Lauren Schmitz received a pilot project award from the USC/UCLA Center on Biodemography and Population Health (P30AG017265) for the study “Early Life Adversity Associations with Later Life Epigenetic Profiles: The Multi-Ethnic Study of Atherosclerosis (MESA).”
Epigenetic clocks have been widely used to predict disease risk in multiple tissues or cells. Their success as a measure of biological aging has prompted research on the connection between social adversity and epigenetic pathways of aging across the life course.

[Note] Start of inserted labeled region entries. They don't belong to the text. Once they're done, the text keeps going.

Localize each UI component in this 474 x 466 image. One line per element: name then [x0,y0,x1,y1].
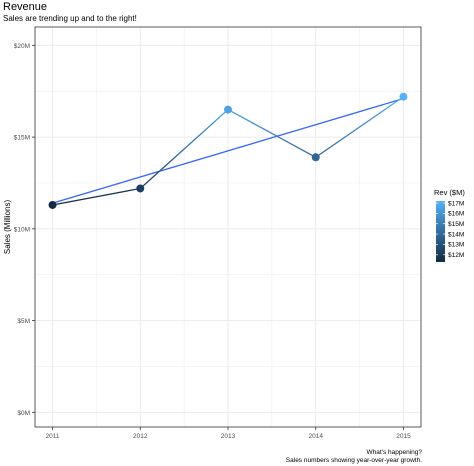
legend-label: $15M [448,221,464,228]
y-tick-label: $5M [17,318,30,325]
chart-subtitle: Sales are trending up and to the right! [3,14,137,23]
y-tick-label: $20M [14,43,30,50]
legend-label: $12M [448,252,464,259]
series-line-segment [227,108,317,158]
caption-line-1: What's happening? [366,449,422,456]
x-tick-label: 2013 [221,433,236,440]
y-tick-label: $15M [14,135,30,142]
x-tick-label: 2012 [133,433,148,440]
data-point [311,153,320,162]
y-tick-label: $0M [17,410,30,417]
legend-label: $17M [448,200,464,207]
chart-title: Revenue [3,1,48,13]
x-tick-label: 2011 [46,433,60,440]
data-point [224,105,232,114]
series-line-segment [315,96,404,158]
y-axis-label: Sales (Millions) [3,200,12,255]
caption-line-2: Sales numbers showing year-over-year gro… [285,457,422,464]
legend-colorbar [436,201,445,262]
series-line-segment [52,187,141,206]
x-tick-label: 2015 [396,433,411,440]
data-point [136,184,145,193]
x-tick-label: 2014 [308,433,323,440]
data-point [48,200,57,209]
legend-label: $16M [448,211,464,218]
trend-line [52,97,404,204]
legend-label: $13M [448,242,464,249]
legend-title: Rev ($M) [434,188,465,197]
y-tick-label: $10M [14,226,30,233]
legend-label: $14M [448,231,464,238]
data-point [399,92,408,101]
series-line-segment [139,109,229,189]
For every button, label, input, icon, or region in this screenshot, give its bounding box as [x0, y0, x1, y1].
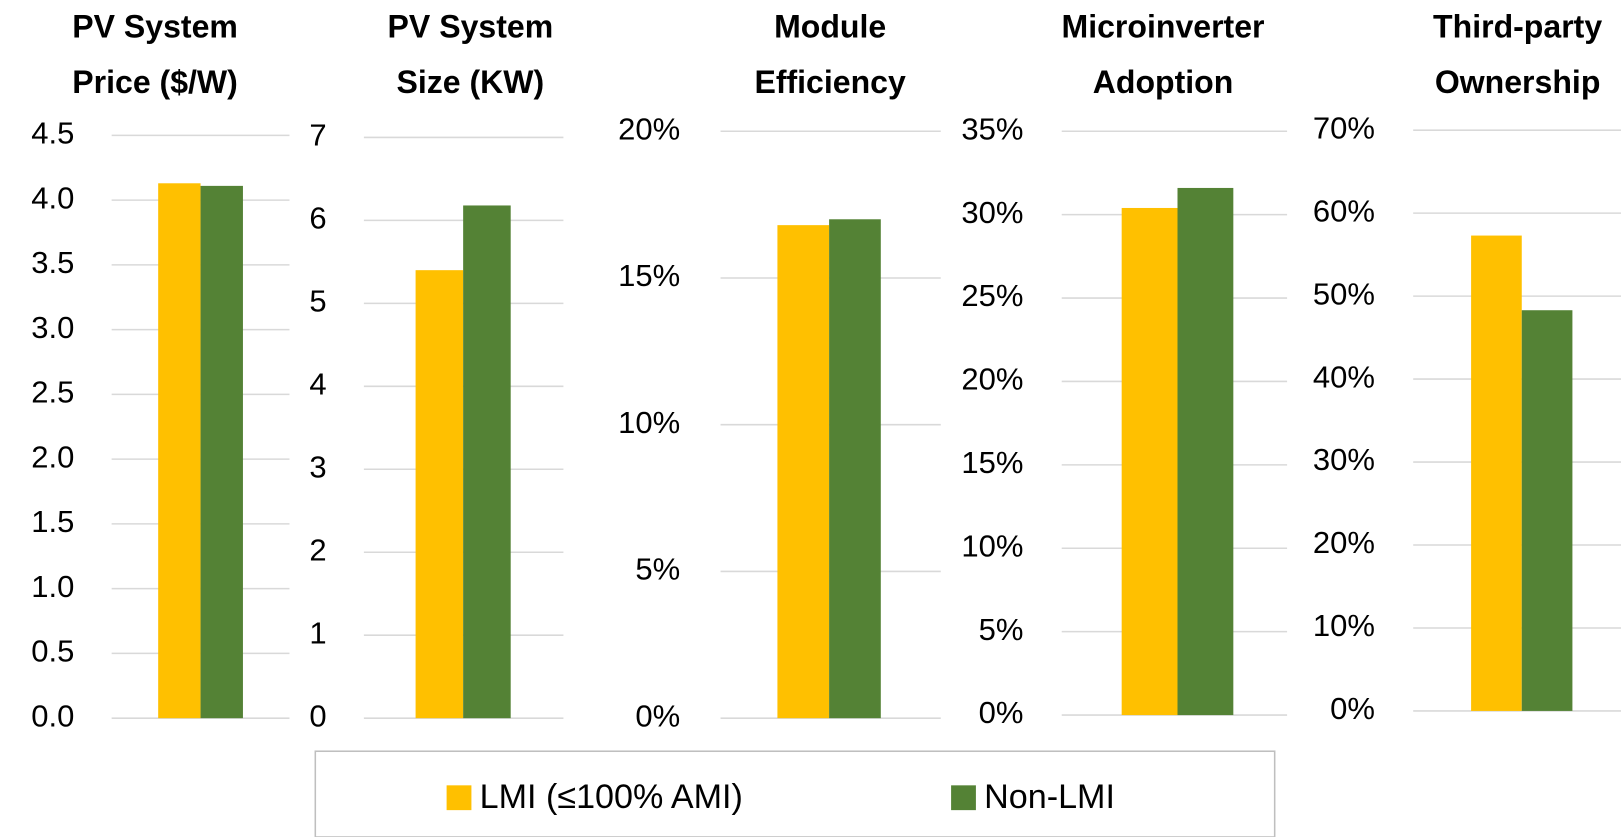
y-tick-label: 4 [309, 367, 326, 402]
y-tick-label: 2.5 [31, 375, 74, 410]
y-tick-label: 0% [635, 698, 680, 733]
y-tick-label: 10% [1313, 608, 1375, 643]
y-tick-label: 3 [309, 449, 326, 484]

However, when examining childhood adversity, many studies have used parental education or occupation to measure childhood disadvantage and/or have not examined the long reach of socio-emotional or physical abuse or trauma on epigenetic profiles at older ages.
For her new project, Schmitz and co-author Teresa Seeman will leverage new data from the Multi-Ethnic Study of Atherosclerosis (MESA) on socio-emotional and physical adverse experiences in participants’ lives before the age of 18 to examine whether greater exposure to early life adversity in childhood is associated with adult epigenetic profiles that are indicative of accelerated biological aging.
According to Schmitz, a better understanding of the relationship between early life adversity and epigenetic aging may lend insight into the specific social and behavioral mechanisms that influence differences in health and disease across older adult populations.